Additionally, the lack of stent thrombosis and the observation of new lesions and myocardial oxygen supply/demand imbalance as the cause of perioperative MIs are novel and important findings of the study, Brilakis said. Taken together what these show, he added, is that other aspects of the myocardium beyond the stent area are involved.

“Patients who have stents likely have more severe coronary artery disease [than patients without stents], including other potentially unstable plaques or other intermediate or severe lesions not treated at the time of stenting and those other lesions can cause problems in the increased pressure environment of surgery,” he said.

Brilakis said the data help in the decision making for patients who need surgery by confirming that stenting should be avoided and that if a stent is absolutely necessary, a second-generation everolimus-eluting DES should be the first choice, not a BMS. For patients with an existing stent, any truly elective surgery should be postponed at least a year regardless of stent type, he advised.

But in an editorial accompanying the study, Prashant Vaishnava, MD (Mount Sinai Heart; New York, NY) and Kim A. Eagle, MD (University of Michigan Health System; Ann Arbor, MI), say it is too soon to rethink guideline recommendations based on observational registries.

“We would urge caution about this suggestion and rather encourage more scrutiny into the circumstances that may have motivated a patient to receive a BMS,” they write.
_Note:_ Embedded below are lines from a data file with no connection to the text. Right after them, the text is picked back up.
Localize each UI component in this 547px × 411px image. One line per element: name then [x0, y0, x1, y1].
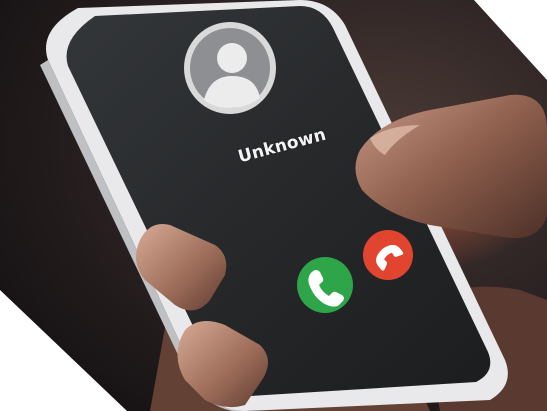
phone-answer-icon[interactable] [297, 257, 353, 313]
photo-scene: Unknown [0, 0, 547, 411]
person-silhouette-icon [184, 22, 276, 114]
scene-illustration [0, 0, 547, 411]
phone-decline-icon[interactable] [363, 230, 413, 280]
For example, since the reasons why BMS may have been chosen over DES were not known to the study authors, it is possible that those patients may have had comorbidities that increased their risk for perioperative MI, Vaishnava and Eagle note.

One thing the study does not address but that will be important going forward, Brilakis added, is whether anything can be done to prevent or minimize the risk of MACCE in a patient with a stent who must undergo surgery within 1 year.
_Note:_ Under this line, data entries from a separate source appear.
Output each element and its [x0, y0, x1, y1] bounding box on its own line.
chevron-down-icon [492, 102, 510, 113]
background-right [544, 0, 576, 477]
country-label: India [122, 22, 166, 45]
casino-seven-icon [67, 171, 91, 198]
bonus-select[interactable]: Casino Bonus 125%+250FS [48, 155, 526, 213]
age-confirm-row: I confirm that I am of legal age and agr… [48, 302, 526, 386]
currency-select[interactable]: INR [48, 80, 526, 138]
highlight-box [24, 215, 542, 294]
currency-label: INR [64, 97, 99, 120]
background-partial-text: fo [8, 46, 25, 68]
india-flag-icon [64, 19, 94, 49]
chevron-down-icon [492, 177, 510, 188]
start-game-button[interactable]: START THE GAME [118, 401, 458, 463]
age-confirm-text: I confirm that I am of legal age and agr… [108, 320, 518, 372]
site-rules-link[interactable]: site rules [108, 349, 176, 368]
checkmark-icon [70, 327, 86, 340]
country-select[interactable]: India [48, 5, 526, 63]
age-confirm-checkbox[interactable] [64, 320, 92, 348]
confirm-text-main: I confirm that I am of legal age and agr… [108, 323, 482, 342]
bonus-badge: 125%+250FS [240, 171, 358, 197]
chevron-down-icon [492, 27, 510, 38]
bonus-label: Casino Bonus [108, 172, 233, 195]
1. Mahmoud KD, Sanon S, Habermann EB, et al. Perioperative cardiovascular risk of prior coronary stent implantation among patients undergoing noncardiac surgery. J Am Coll Cardiol. 2016;67:1038-1049.
2. Vaishnava P, Eagle KA. Coronary stents and risk for noncardiac surgery much ado about something, nothing, or DAPT? J Am Coll Cardiol. 2016;67:1050-1052. 


  • Mahmoud, Vaishnava, and Eagle report no relevant conflicts of interest. 
  • Brilakis reports consulting/speaker honoraria from Abbott Vascular, Asahi, Boston Scientific, Elsevier, Somahlution, St Jude Medical, and Terumo; research support from InfraRedx and Boston Scientific; and that his spouse is an employee of Medtronic.